S.M Cuánto  ha aportado la experiencia académica a su poesía.

Ha aportado muchísimo porque me ha permitido sobrevivir o al menos medio pagar mis deudas; ésta parece ser una de las ventajas del trabajo a tiempo completo, ¿no? Claro que, como decía John Lennon, la vida se va mientras uno está ocupado en otras cosas. Este viaje, que ya va para largo, ha sido de relectura de autores que siempre me han importado y de nuevos deslumbramientos; uno de los más significativos ha sido, sin duda, la lectura detenida de la poesía de Edilberto Cardona Bulnes. Este diálogo se ha convertido en una búsqueda a la que no le han faltado sus extravíos necesarios y sus regresos a las Honduras.

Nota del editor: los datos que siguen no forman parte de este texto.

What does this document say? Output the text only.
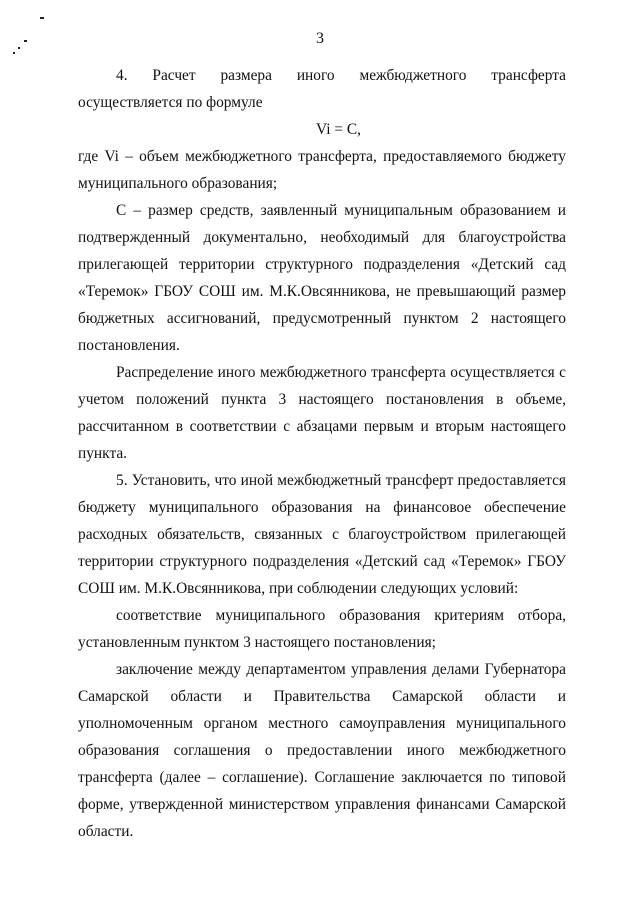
3

4. Расчет размера иного межбюджетного трансферта осуществляется по формуле

Vi = C,

где Vi – объем межбюджетного трансферта, предоставляемого бюджету муниципального образования;

С – размер средств, заявленный муниципальным образованием и подтвержденный документально, необходимый для благоустройства прилегающей территории структурного подразделения «Детский сад «Теремок» ГБОУ СОШ им. М.К.Овсянникова, не превышающий размер бюджетных ассигнований, предусмотренный пунктом 2 настоящего постановления.

Распределение иного межбюджетного трансферта осуществляется с учетом положений пункта 3 настоящего постановления в объеме, рассчитанном в соответствии с абзацами первым и вторым настоящего пункта.

5. Установить, что иной межбюджетный трансферт предоставляется бюджету муниципального образования на финансовое обеспечение расходных обязательств, связанных с благоустройством прилегающей территории структурного подразделения «Детский сад «Теремок» ГБОУ СОШ им. М.К.Овсянникова, при соблюдении следующих условий:

соответствие муниципального образования критериям отбора, установленным пунктом 3 настоящего постановления;

заключение между департаментом управления делами Губернатора Самарской области и Правительства Самарской области и уполномоченным органом местного самоуправления муниципального образования соглашения о предоставлении иного межбюджетного трансферта (далее – соглашение). Соглашение заключается по типовой форме, утвержденной министерством управления финансами Самарской области.
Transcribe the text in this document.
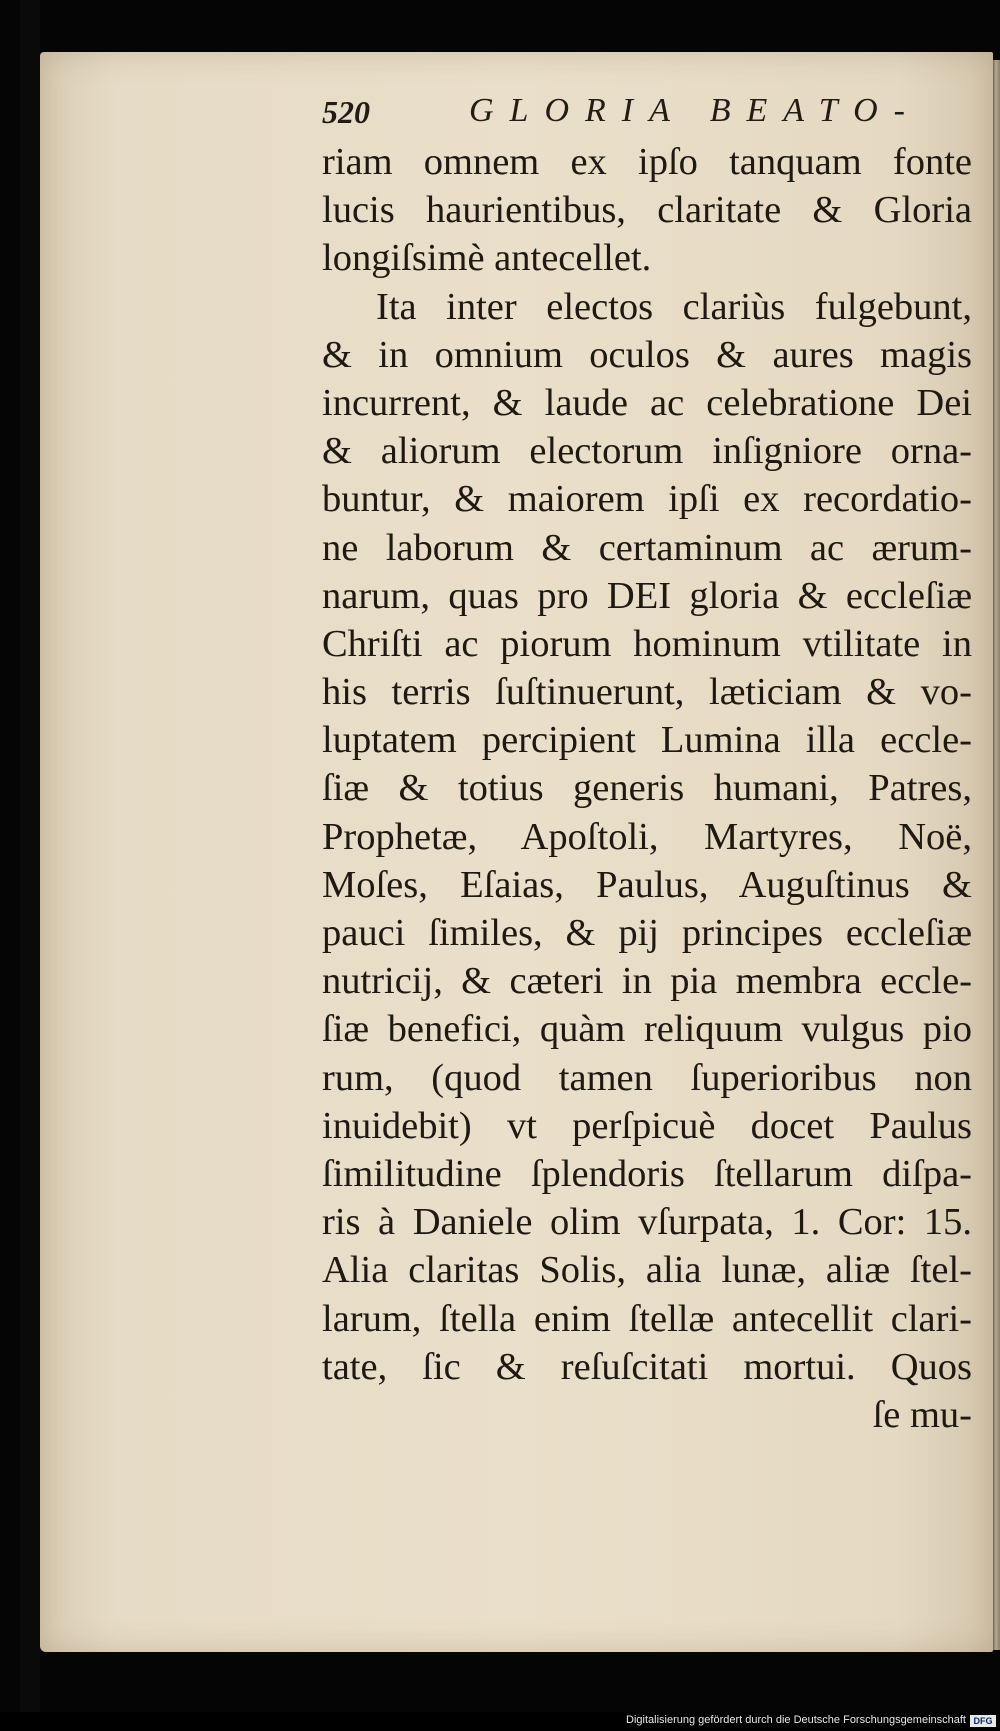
520	GLORIA BEATO-
riam omnem ex ipſo tanquam fonte
lucis haurientibus, claritate & Gloria
longiſsimè antecellet.
Ita inter electos clariùs fulgebunt,
& in omnium oculos & aures magis
incurrent, & laude ac celebratione Dei
& aliorum electorum inſigniore orna-
buntur, & maiorem ipſi ex recordatio-
ne laborum & certaminum ac ærum-
narum, quas pro DEI gloria & eccleſiæ
Chriſti ac piorum hominum vtilitate in
his terris ſuſtinuerunt, læticiam & vo-
luptatem percipient Lumina illa eccle-
ſiæ & totius generis humani, Patres,
Prophetæ, Apoſtoli, Martyres, Noë,
Moſes, Eſaias, Paulus, Auguſtinus &
pauci ſimiles, & pij principes eccleſiæ
nutricij, & cæteri in pia membra eccle-
ſiæ benefici, quàm reliquum vulgus pio
rum, (quod tamen ſuperioribus non
inuidebit) vt perſpicuè docet Paulus
ſimilitudine ſplendoris ſtellarum diſpa-
ris à Daniele olim vſurpata, 1. Cor: 15.
Alia claritas Solis, alia lunæ, aliæ ſtel-
larum, ſtella enim ſtellæ antecellit clari-
tate, ſic & reſuſcitati mortui. Quos
ſe mu-
Digitalisierung gefördert durch die Deutsche Forschungsgemeinschaft DFG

L.A. Hay planes de reedición de “Casa vacía” y “El reino de la zarza”

Sobre todo del segundo porque está hermanado con algo que he estado tratando de pasar en claro en estos años.

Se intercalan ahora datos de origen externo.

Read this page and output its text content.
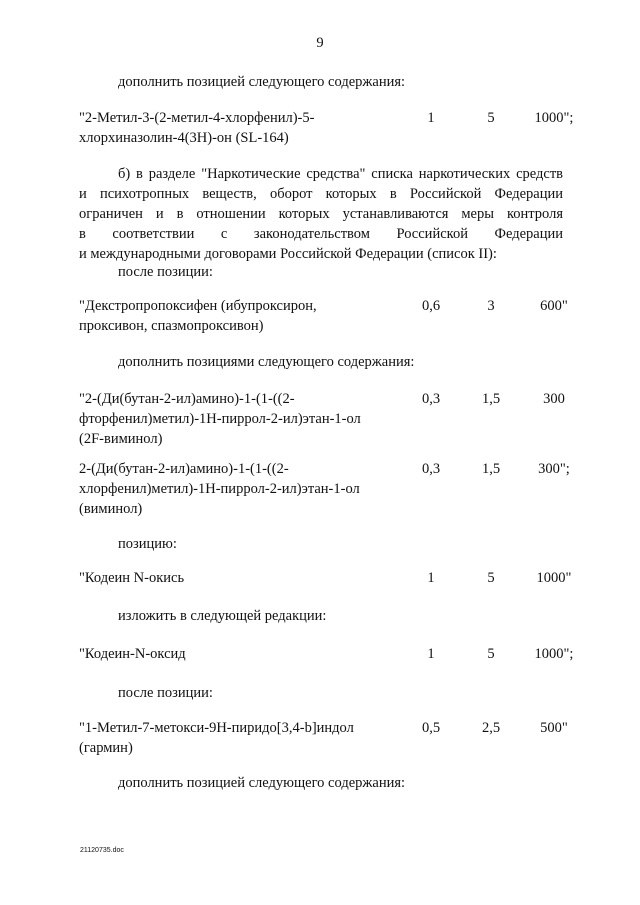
9
дополнить позицией следующего содержания:
"2-Метил-3-(2-метил-4-хлорфенил)-5-
хлорхиназолин-4(3Н)-он (SL-164)
1	5	1000";
б) в разделе "Наркотические средства" списка наркотических средств
и психотропных веществ, оборот которых в Российской Федерации
ограничен и в отношении которых устанавливаются меры контроля
в соответствии с законодательством Российской Федерации
и международными договорами Российской Федерации (список II):
после позиции:
"Декстропропоксифен (ибупроксирон,
проксивон, спазмопроксивон)
0,6	3	600"
дополнить позициями следующего содержания:
"2-(Ди(бутан-2-ил)амино)-1-(1-((2-
фторфенил)метил)-1Н-пиррол-2-ил)этан-1-ол
(2F-виминол)
0,3	1,5	300
2-(Ди(бутан-2-ил)амино)-1-(1-((2-
хлорфенил)метил)-1Н-пиррол-2-ил)этан-1-ол
(виминол)
0,3	1,5	300";
позицию:
"Кодеин N-окись	1	5	1000"
изложить в следующей редакции:
"Кодеин-N-оксид	1	5	1000";
после позиции:
"1-Метил-7-метокси-9Н-пиридо[3,4-b]индол
(гармин)
0,5	2,5	500"
дополнить позицией следующего содержания:
21120735.doc
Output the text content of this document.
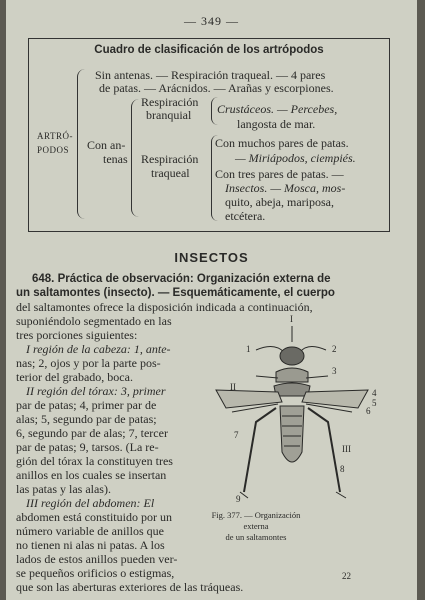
— 349 —
Cuadro de clasificación de los artrópodos
Sin antenas. — Respiración traqueal. — 4 pares
de patas. — Arácnidos. — Arañas y escorpiones.
ARTRÓ-
PODOS Con an-
tenas
Respiración
branquial Crustáceos. — Percebes,
langosta de mar.
Respiración
traqueal
Con muchos pares de patas.
— Miriápodos, ciempiés.
Con tres pares de patas. —
Insectos. — Mosca, mos-
quito, abeja, mariposa,
etcétera.
INSECTOS
648. Práctica de observación: Organización externa de
un saltamontes (insecto). — Esquemáticamente, el cuerpo
del saltamontes ofrece la disposición indicada a continuación,
suponiéndolo segmentado en las
tres porciones siguientes:
I región de la cabeza: 1, ante-
nas; 2, ojos y por la parte pos-
terior del grabado, boca.
II región del tórax: 3, primer
par de patas; 4, primer par de
alas; 5, segundo par de patas;
6, segundo par de alas; 7, tercer
par de patas; 9, tarsos. (La re-
gión del tórax la constituyen tres
anillos en los cuales se insertan
las patas y las alas).
III región del abdomen: El
abdomen está constituido por un
número variable de anillos que
no tienen ni alas ni patas. A los
lados de estos anillos pueden ver-
se pequeños orificios o estigmas,
que son las aberturas exteriores de las tráqueas.
I
1	2
3
II
4
5
6
7
III
8
9
Fig. 377. — Organización externa
de un saltamontes
22
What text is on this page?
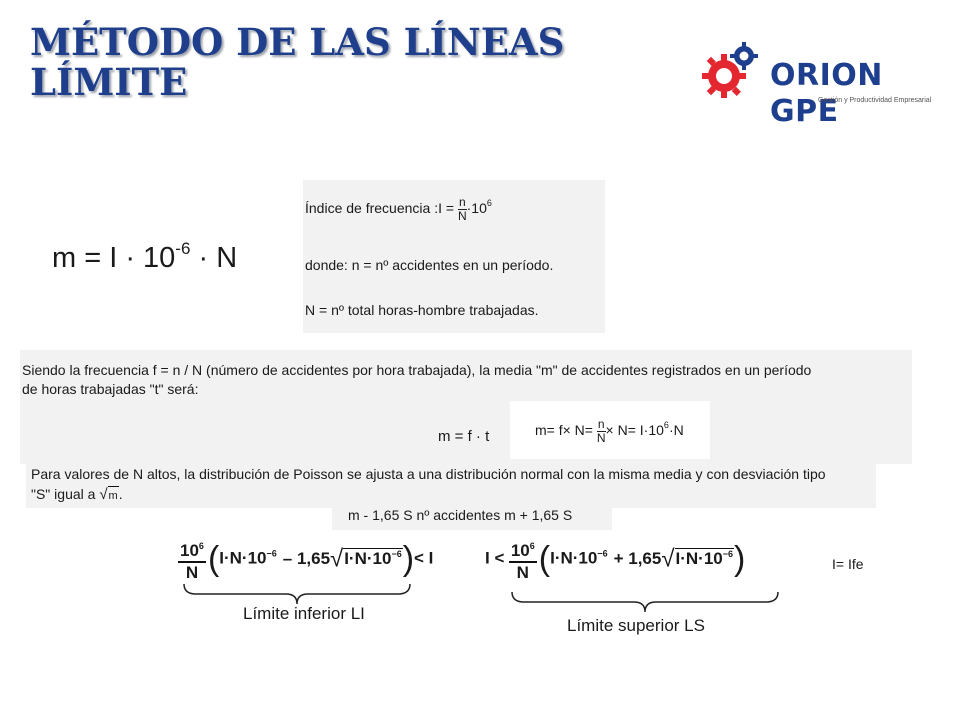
MÉTODO DE LAS LÍNEAS
LÍMITE	ORION GPE
Gestión y Productividad Empresarial
$m = I \cdot 10^{-6} \cdot N$
Índice de frecuencia :I = $\frac{n}{N} \cdot 10^6$
donde: n = nº accidentes en un período.
N = nº total horas-hombre trabajadas.
Siendo la frecuencia f = n / N (número de accidentes por hora trabajada), la media "m" de accidentes registrados en un período
de horas trabajadas "t" será:
m = f · t	$m= f\times N= \frac{n}{N} \times N= I\cdot 10^6\cdot N$
Para valores de N altos, la distribución de Poisson se ajusta a una distribución normal con la misma media y con desviación tipo
"S" igual a √m.
m - 1,65 S nº accidentes m + 1,65 S
$\frac{10^6}{N}(I\cdot N\cdot 10^{-6} - 1,65√I\cdot N\cdot 10^{-6})< I$
Límite inferior LI
$I < \frac{10^6}{N}(I\cdot N\cdot 10^{-6} + 1,65√I\cdot N\cdot 10^{-6})$
Límite superior LS
I= Ife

S.M. En qué trabaja actualmente. ¿Hay un nuevo libro de poesía? Esperamos noticias suyas desde hace más de catorce años.

Dicho así, el número me espanta. Tantos catorces en un solo cuerpo, decía Vallejo. Pero, sí, hay dos libros que en algún momento saldrán. En esto de operar en solitario hay una gran lección de paciencia, que no siempre es voluntaria.

Entrevista de Salvador Madrid
Poeta y Gestor Cultural


PERFIL

Leonel Alvarado, San Jerónimo, Copán (1967). Doctor en Literatura Hispanoamericana. Ha publicado los libros “Sombras de Hombres” Premio Centroamericano Rafael Heliodoro Valle (ensayos) y los libros de poesía “Casa Vacía” (Editorial Universitaria, 1991) y “El reino de la zarza” por el que recibió el Premio Centroamericano EDUCA, 1993; Diario del Odio, Premio Letras de Oro y el libro biográfico y crítico “Bulnes, el memorioso” (Editorial Universitaria, 2007) Finalista del Premio de Poesía Casa de las Américas 2013 por su libro “Retratos Malhablados”, es Catedrático de la Universidad  de Massey, Nueva Zelanda, es uno de los autores más cultos y conocedores de la literatura hispanoamericana.

FOTOGRAFÍA:   Leonel Alvarado, frente al poema Icarus in the Backyard (Icarus en el patio), colocado en una de las paredes de una biblioteca.